Chinese families may be less willing to steer their offspring back to America if Donald Trump regains the White House in 2024. Immigration policies could become more restrictive—and even birthright citizenship itself could be challenged. “The conservatives were talking about the changes that should be made [to birthright citizenship]. I bet under Trump, they would push to change it,” said Theodore Cox, a veteran immigration lawyer in New York, adding that the current right-wing majority on the Supreme Court might well support the effort.
The American-born Chinese Olympians and the children of Chinese maternity tourists are not the only groups that have faced a difficult situation in times of polarization. In her book American Exodus: Second-Generation Chinese Americans in China, 1901–1949, Charlotte Brooks, a historian at New York’s Baruch College, shed light on the Chinese Americans who went to China to look for opportunities. After initially finding opportunities to prosper in the 1920s, almost all of them had to flee China. At first, that was because of an anti-foreigner atmosphere triggered by the New Life Movement, a campaign to build a Neo-Confucian society launched by Chiang Kai-shek and his Chinese Nationalist Party in the 1930s, and later it was in reaction to the Japanese invasion.
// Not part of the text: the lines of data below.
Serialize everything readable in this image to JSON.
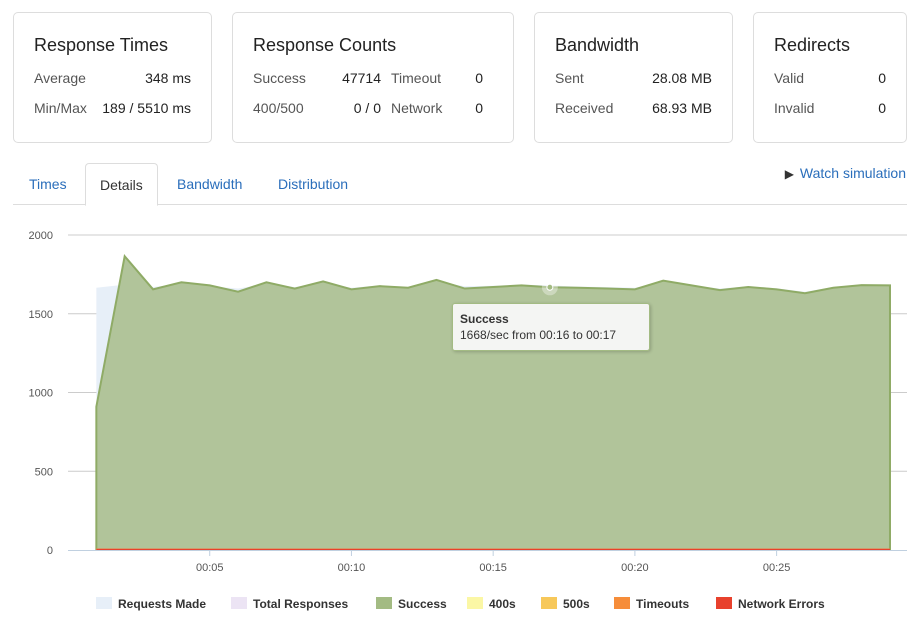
{
  "cards": {
    "response_times": {
      "title": "Response Times",
      "average_label": "Average",
      "average_value": "348 ms",
      "minmax_label": "Min/Max",
      "minmax_value": "189 / 5510 ms"
    },
    "response_counts": {
      "title": "Response Counts",
      "success_label": "Success",
      "success_value": "47714",
      "timeout_label": "Timeout",
      "timeout_value": "0",
      "errors_label": "400/500",
      "errors_value": "0 / 0",
      "network_label": "Network",
      "network_value": "0"
    },
    "bandwidth": {
      "title": "Bandwidth",
      "sent_label": "Sent",
      "sent_value": "28.08 MB",
      "received_label": "Received",
      "received_value": "68.93 MB"
    },
    "redirects": {
      "title": "Redirects",
      "valid_label": "Valid",
      "valid_value": "0",
      "invalid_label": "Invalid",
      "invalid_value": "0"
    }
  },
  "tabs": [
    {
      "label": "Times"
    },
    {
      "label": "Details"
    },
    {
      "label": "Bandwidth"
    },
    {
      "label": "Distribution"
    }
  ],
  "watch_simulation": "Watch simulation",
  "tooltip": {
    "title": "Success",
    "text": "1668/sec from 00:16 to 00:17"
  },
  "legend": [
    {
      "label": "Requests Made",
      "color": "#e7eff8"
    },
    {
      "label": "Total Responses",
      "color": "#ece4f4"
    },
    {
      "label": "Success",
      "color": "#a3bb83"
    },
    {
      "label": "400s",
      "color": "#fbf7a5"
    },
    {
      "label": "500s",
      "color": "#f7c85a"
    },
    {
      "label": "Timeouts",
      "color": "#f68d3a"
    },
    {
      "label": "Network Errors",
      "color": "#e8412d"
    }
  ],
  "chart_data": {
    "type": "area",
    "ylim": [
      0,
      2000
    ],
    "yticks": [
      "2000",
      "1500",
      "1000",
      "500",
      "0"
    ],
    "xticks": [
      "00:05",
      "00:10",
      "00:15",
      "00:20",
      "00:25"
    ],
    "x": [
      1,
      2,
      3,
      4,
      5,
      6,
      7,
      8,
      9,
      10,
      11,
      12,
      13,
      14,
      15,
      16,
      17,
      18,
      19,
      20,
      21,
      22,
      23,
      24,
      25,
      26,
      27,
      28,
      29
    ],
    "series": [
      {
        "name": "Requests Made",
        "color": "#e7eff8",
        "values": [
          1665,
          1685,
          1670,
          1690,
          1675,
          1660,
          1690,
          1670,
          1695,
          1665,
          1680,
          1670,
          1705,
          1675,
          1678,
          1685,
          1680,
          1672,
          1670,
          1665,
          1700,
          1680,
          1660,
          1675,
          1662,
          1640,
          1670,
          1685,
          1683
        ]
      },
      {
        "name": "Total Responses",
        "color": "#ece4f4",
        "values": [
          910,
          1865,
          1655,
          1700,
          1680,
          1640,
          1700,
          1660,
          1705,
          1655,
          1675,
          1665,
          1715,
          1660,
          1670,
          1680,
          1668,
          1665,
          1660,
          1655,
          1710,
          1680,
          1650,
          1670,
          1655,
          1630,
          1665,
          1682,
          1680
        ]
      },
      {
        "name": "Success",
        "color": "#a3bb83",
        "values": [
          910,
          1865,
          1655,
          1700,
          1680,
          1640,
          1700,
          1660,
          1705,
          1655,
          1675,
          1665,
          1715,
          1660,
          1670,
          1680,
          1668,
          1665,
          1660,
          1655,
          1710,
          1680,
          1650,
          1670,
          1655,
          1630,
          1665,
          1682,
          1680
        ]
      },
      {
        "name": "400s",
        "color": "#fbf7a5",
        "values": [
          0,
          0,
          0,
          0,
          0,
          0,
          0,
          0,
          0,
          0,
          0,
          0,
          0,
          0,
          0,
          0,
          0,
          0,
          0,
          0,
          0,
          0,
          0,
          0,
          0,
          0,
          0,
          0,
          0
        ]
      },
      {
        "name": "500s",
        "color": "#f7c85a",
        "values": [
          0,
          0,
          0,
          0,
          0,
          0,
          0,
          0,
          0,
          0,
          0,
          0,
          0,
          0,
          0,
          0,
          0,
          0,
          0,
          0,
          0,
          0,
          0,
          0,
          0,
          0,
          0,
          0,
          0
        ]
      },
      {
        "name": "Timeouts",
        "color": "#f68d3a",
        "values": [
          0,
          0,
          0,
          0,
          0,
          0,
          0,
          0,
          0,
          0,
          0,
          0,
          0,
          0,
          0,
          0,
          0,
          0,
          0,
          0,
          0,
          0,
          0,
          0,
          0,
          0,
          0,
          0,
          0
        ]
      },
      {
        "name": "Network Errors",
        "color": "#e8412d",
        "values": [
          0,
          0,
          0,
          0,
          0,
          0,
          0,
          0,
          0,
          0,
          0,
          0,
          0,
          0,
          0,
          0,
          0,
          0,
          0,
          0,
          0,
          0,
          0,
          0,
          0,
          0,
          0,
          0,
          0
        ]
      }
    ],
    "highlight": {
      "series": "Success",
      "x": 17,
      "value": 1668
    }
  }
}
There is more overlap between history and the present time than people may have realized, Brooks said. “One of the things I worry about for anybody who is growing up in a time of growing hostility in both nations is that the shrill nationalism in both places will make their lives very difficult, whatever the identity traces they make.”
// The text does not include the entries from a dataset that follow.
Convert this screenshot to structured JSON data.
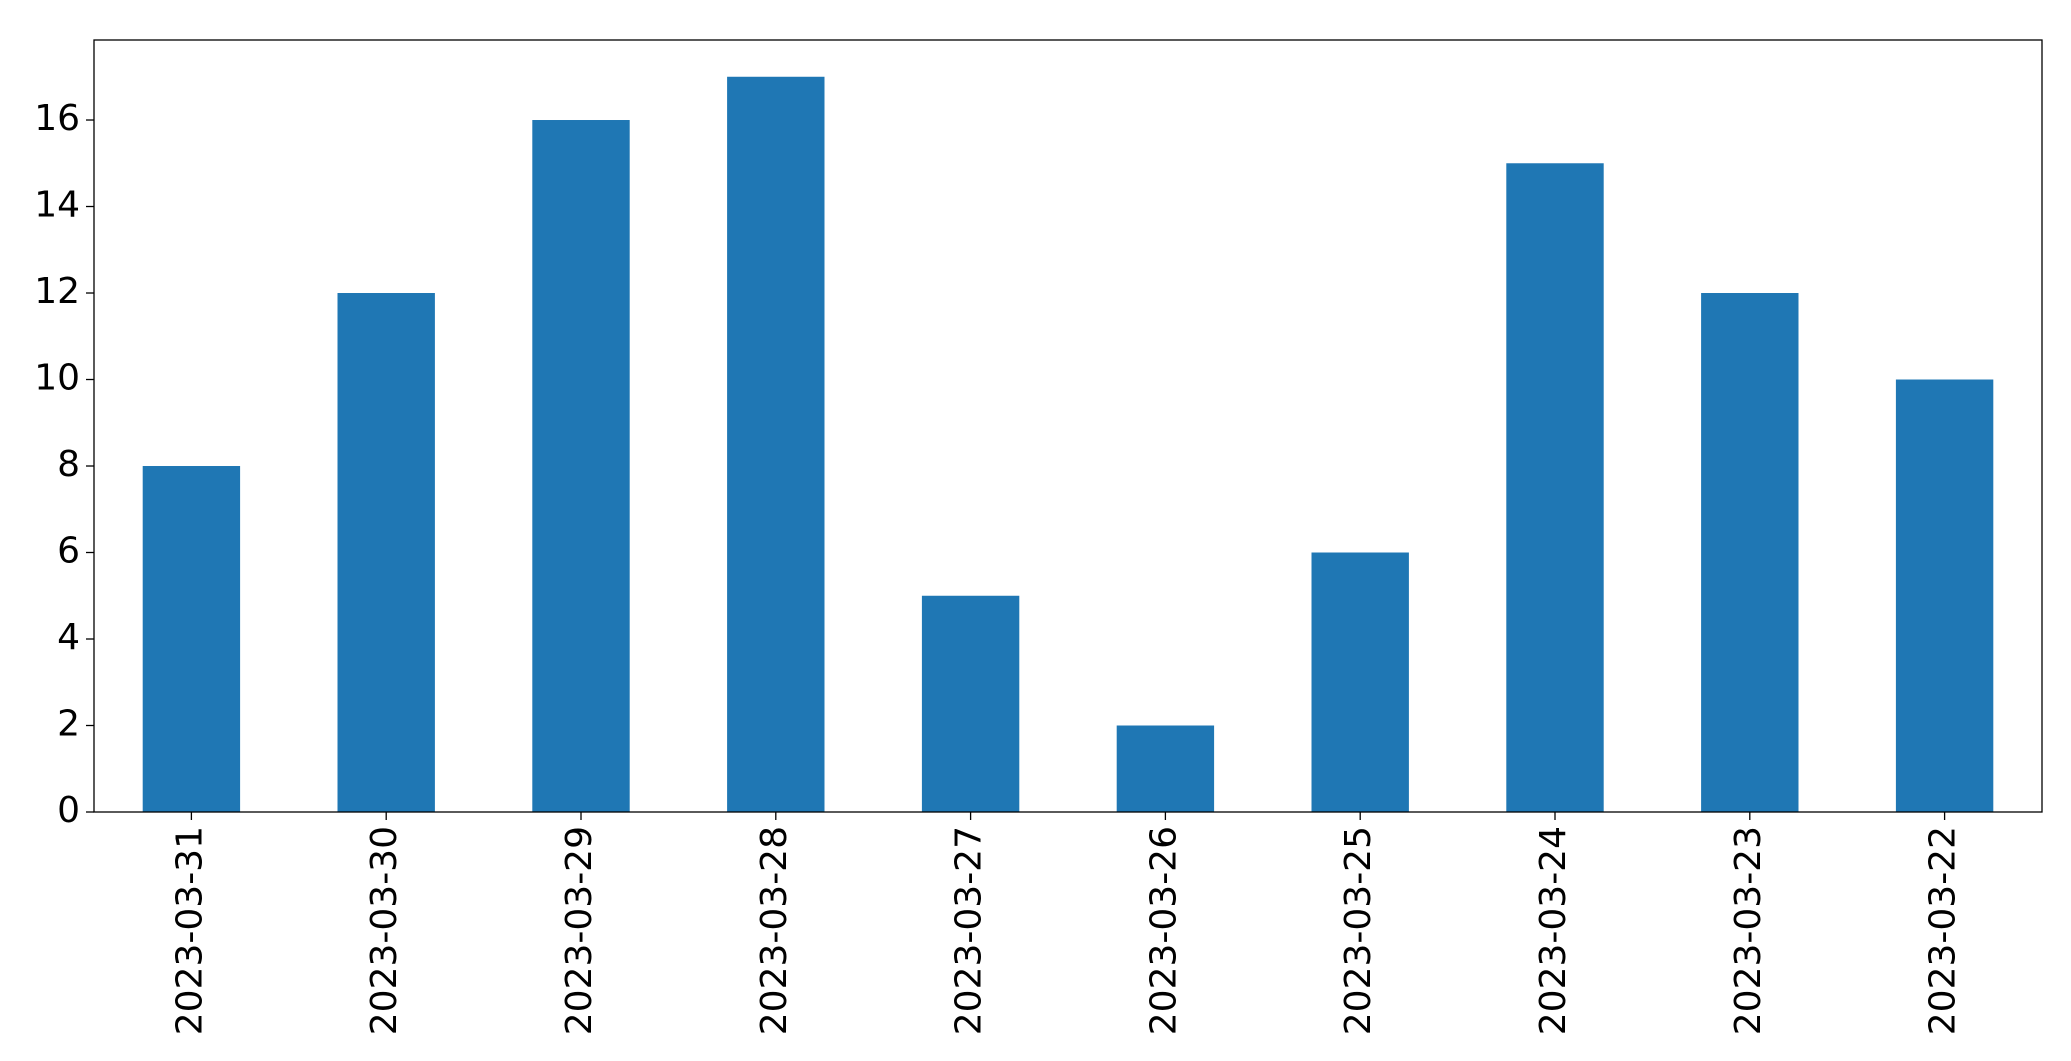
{
  "chart_data": {
    "type": "bar",
    "categories": [
      "2023-03-31",
      "2023-03-30",
      "2023-03-29",
      "2023-03-28",
      "2023-03-27",
      "2023-03-26",
      "2023-03-25",
      "2023-03-24",
      "2023-03-23",
      "2023-03-22"
    ],
    "values": [
      8,
      12,
      16,
      17,
      5,
      2,
      6,
      15,
      12,
      10
    ],
    "color": "#1f77b4",
    "ylim": [
      0,
      17.85
    ],
    "yticks": [
      0,
      2,
      4,
      6,
      8,
      10,
      12,
      14,
      16
    ],
    "grid": false
  }
}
Still, Sun of the Own Visa Inc. expects that 20 percent of the 3,000 or so families he has helped to get travel permits will come back to live in the US one day. “These are people who really agree with American values and are longing for democracy and freedom,” Sun said.
Avanda and his family will be among them. “The reason we went to the US to deliver him is to one day live in a country where individual freedom is respected so he won’t become just a brick sacrificed for a great wall the government and the party order us to build,” said Awoter Jiang, Avanda’s father. Avanda has made a plan for himself: He’d like to come to the US after middle school. He’d miss his friends in China, he said, but won’t hesitate to compete with them on the soccer field. Would they be angry with him for joining the American team? “No, they won’t,” said Avanda. “We play soccer all the time at school. They know I am American. And no one gets mad at me for that.”
Correction: A previous version of this article referred to a statistic from an unreliable source. The reference has since been removed.